O dia em que Amália Rodrigues ia sendo presa


Finais dos anos 60, na "Adega Machado" (casa de fado de renome mundial que infelizmente fechou portas em 2009). Todas as noites, ao fim de fado e folclore, o espectáculo fechava sempre com a "Marcha do Machado", uma brincadeira que levava à escolha de pessoas do público para interagirem numa mini marcha popular com os artistas da casa.
Numa noite em que Amália Rodrigues jantava na "Adega Machado", um dos bailarinos escolheu-a e a diva do fado encabeçou a marcha, sorridente, com arco e balão na mão. Espontânea, como sempre, sem avisar resolveu sair do restaurante, levando a trás bailarinos, clientes, fadistas, guitarristas e empregados de mesa que decidiram alinhar na brincadeira. O inédito aconteceu: a "Marcha do Machado", acabou por seguir Bairro Alto fora, com Amália à frente e uma legião de muitos desconhecidos a acompanhar.
"Estão todos presos!"
Num cruzamento da Rua da Atalaia com a Travessa da Queimada, dois "polícias de giro" (na altura, nome que se dava aos agentes de bairro) interceptaram a marcha. Sob a velha máxima pré-25 de Abril, declararam: "Mais do que duas pessoas é um ajuntamento... ou uma manifestação comunista. Está tudo preso!". A marcha parou, o silêncio deu lugar à euforia anterior.
Entre olhares temerosos, todos se preparavam para passar uma noite na esquadra quando surgiu, por acaso, o chefe da esquadra da Mercês, celebrizado com a alcunha de "o bailarino" (segundo consta que tinha boa esquiva e usava passos de bailarino nas suas intervenções). Ao ver o grupo, ouviu a explicação dos seus agentes e concordou com a detenção... até que viu quem encabeçava a brincadeira.
Chefe: Mas é a dona Amália Rodrigues numa manifestação?
Amália: Sou, sim senhor.
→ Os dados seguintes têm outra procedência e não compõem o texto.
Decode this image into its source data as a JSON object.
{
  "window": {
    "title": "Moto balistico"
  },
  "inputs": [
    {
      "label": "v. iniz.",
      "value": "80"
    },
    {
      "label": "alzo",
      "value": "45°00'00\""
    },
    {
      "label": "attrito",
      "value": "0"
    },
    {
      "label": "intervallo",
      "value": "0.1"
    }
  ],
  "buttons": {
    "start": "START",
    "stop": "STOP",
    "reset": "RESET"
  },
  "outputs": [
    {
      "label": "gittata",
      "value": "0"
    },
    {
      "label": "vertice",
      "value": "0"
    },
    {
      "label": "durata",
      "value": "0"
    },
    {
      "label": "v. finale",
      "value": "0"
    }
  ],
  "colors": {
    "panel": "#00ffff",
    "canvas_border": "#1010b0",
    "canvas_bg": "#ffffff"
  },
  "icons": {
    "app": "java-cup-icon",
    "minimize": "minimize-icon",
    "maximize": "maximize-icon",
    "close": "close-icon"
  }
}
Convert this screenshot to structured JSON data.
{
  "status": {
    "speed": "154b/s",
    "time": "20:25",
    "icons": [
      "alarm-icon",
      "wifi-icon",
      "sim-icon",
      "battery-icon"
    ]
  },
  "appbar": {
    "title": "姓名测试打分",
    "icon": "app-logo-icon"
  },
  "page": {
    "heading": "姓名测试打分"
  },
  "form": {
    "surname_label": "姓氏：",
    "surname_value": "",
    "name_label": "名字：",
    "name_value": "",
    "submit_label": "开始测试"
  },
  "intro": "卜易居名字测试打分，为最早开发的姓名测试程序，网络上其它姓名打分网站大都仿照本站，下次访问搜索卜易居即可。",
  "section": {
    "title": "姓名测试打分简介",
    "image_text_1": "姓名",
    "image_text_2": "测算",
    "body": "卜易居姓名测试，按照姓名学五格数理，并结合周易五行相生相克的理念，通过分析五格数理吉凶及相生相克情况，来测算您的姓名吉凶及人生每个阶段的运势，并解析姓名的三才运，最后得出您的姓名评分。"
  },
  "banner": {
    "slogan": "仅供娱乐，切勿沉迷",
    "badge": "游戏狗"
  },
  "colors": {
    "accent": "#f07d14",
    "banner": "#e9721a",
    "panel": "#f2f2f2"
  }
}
Mas isto não é uma manifestação, é só a "Marcha da Adega Machado".
Chefe: Bem, se é a dona Amália que vai à frente, então siga a marcha! Quebrou-se o silêncio, voltou-se a cantar e a marcha seguiu até à "Adega Machado" com três novos marchantes (embevecidos pela rainha das fadistas): os três temidos polícias.
Sem sequer cantar o fado, com o seu dom de arrastar multidões, Amália acabou por ser, como sempre, a estrela da noite.